Son of an immigrant cloth cutter
Simon and Gussie (Horn) Owades, Joseph’s parents, met and married in New York City, according to Stephen Owades. Simon arrived at Ellis Island in 1905, Gussie around the same period.
They held passports from the former Austro-Hungarian Empire, though the area in which they lived is now part of Ukraine.
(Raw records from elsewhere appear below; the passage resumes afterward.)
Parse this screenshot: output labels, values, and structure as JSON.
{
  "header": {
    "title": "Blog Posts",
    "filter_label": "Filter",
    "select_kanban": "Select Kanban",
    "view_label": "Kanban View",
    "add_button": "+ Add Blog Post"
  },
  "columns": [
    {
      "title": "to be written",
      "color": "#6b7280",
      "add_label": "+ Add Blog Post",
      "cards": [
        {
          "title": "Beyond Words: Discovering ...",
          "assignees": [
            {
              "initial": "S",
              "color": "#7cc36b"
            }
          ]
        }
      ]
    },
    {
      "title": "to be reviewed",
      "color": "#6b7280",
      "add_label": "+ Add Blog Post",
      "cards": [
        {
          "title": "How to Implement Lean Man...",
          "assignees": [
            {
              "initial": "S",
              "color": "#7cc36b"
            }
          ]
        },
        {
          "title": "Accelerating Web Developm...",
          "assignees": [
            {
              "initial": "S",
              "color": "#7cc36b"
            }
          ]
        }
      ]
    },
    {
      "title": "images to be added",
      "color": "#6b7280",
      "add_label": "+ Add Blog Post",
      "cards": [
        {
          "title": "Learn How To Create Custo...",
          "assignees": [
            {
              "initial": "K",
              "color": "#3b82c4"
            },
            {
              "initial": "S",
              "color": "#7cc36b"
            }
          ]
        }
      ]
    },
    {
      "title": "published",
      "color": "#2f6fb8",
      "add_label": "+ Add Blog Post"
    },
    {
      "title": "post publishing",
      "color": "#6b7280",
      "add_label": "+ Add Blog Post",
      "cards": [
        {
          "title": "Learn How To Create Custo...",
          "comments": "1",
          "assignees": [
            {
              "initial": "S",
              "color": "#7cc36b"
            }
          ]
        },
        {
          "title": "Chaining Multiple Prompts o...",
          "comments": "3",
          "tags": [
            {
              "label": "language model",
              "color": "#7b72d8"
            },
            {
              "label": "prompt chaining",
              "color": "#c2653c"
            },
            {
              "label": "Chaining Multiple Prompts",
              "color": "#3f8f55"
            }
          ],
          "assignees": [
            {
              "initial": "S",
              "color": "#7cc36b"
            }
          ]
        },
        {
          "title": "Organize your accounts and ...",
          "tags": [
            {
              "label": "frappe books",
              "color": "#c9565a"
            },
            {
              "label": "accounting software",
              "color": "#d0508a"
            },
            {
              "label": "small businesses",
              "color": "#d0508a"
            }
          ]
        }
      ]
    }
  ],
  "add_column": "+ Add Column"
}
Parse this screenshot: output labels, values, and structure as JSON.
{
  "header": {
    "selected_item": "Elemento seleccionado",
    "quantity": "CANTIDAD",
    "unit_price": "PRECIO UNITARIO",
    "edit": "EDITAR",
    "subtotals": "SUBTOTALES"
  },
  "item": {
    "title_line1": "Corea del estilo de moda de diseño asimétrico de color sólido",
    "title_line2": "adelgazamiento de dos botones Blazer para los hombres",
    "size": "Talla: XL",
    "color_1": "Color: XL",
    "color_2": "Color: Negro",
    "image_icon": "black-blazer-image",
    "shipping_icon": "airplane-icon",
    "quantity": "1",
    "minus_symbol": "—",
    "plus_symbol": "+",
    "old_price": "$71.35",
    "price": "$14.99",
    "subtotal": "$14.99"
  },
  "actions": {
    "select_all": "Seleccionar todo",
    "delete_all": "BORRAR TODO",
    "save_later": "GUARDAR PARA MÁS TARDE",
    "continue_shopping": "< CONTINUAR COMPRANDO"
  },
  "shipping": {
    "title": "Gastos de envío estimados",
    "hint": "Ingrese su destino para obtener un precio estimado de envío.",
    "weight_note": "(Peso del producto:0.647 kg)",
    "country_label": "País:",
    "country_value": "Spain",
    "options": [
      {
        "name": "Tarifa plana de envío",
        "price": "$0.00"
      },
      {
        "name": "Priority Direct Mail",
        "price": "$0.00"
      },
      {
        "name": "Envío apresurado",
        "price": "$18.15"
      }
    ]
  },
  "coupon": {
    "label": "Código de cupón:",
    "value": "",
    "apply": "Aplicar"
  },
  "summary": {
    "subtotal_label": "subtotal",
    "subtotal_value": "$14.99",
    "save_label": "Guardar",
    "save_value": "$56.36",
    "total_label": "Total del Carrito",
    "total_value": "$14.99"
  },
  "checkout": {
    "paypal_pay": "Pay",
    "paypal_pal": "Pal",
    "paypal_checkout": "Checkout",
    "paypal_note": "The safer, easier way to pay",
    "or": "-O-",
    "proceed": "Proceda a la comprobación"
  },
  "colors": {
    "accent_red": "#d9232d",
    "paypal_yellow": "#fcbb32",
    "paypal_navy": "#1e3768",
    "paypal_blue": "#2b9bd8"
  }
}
They were not Ukrainian, however, said their grandson Stephen.
“They were Jews from The Pale” — a multinational area of Eastern Europe before World War I generally tolerant of Jews, but largely impoverished.
Many of them fled for the United States to escape persecution and poverty and seek better opportunities for their children.
Joseph Owades fulfilled those dreams of his immigrant, Yiddish-speaking parents.
“I call him the hired gun of the craft beer industry.”
Simon Owades fed the family by working as a cloth cutter in New York City’s robust but labor-intensive garment industry. His working-class immigrant heritage helped fuel his son’s career as a scientist.
“He was a hands-on, industrial guy,” Pete’s Wicked Ale founder Pete Slosberg told Fox News Digital this week.
“I call him the hired gun of the craft beer industry.”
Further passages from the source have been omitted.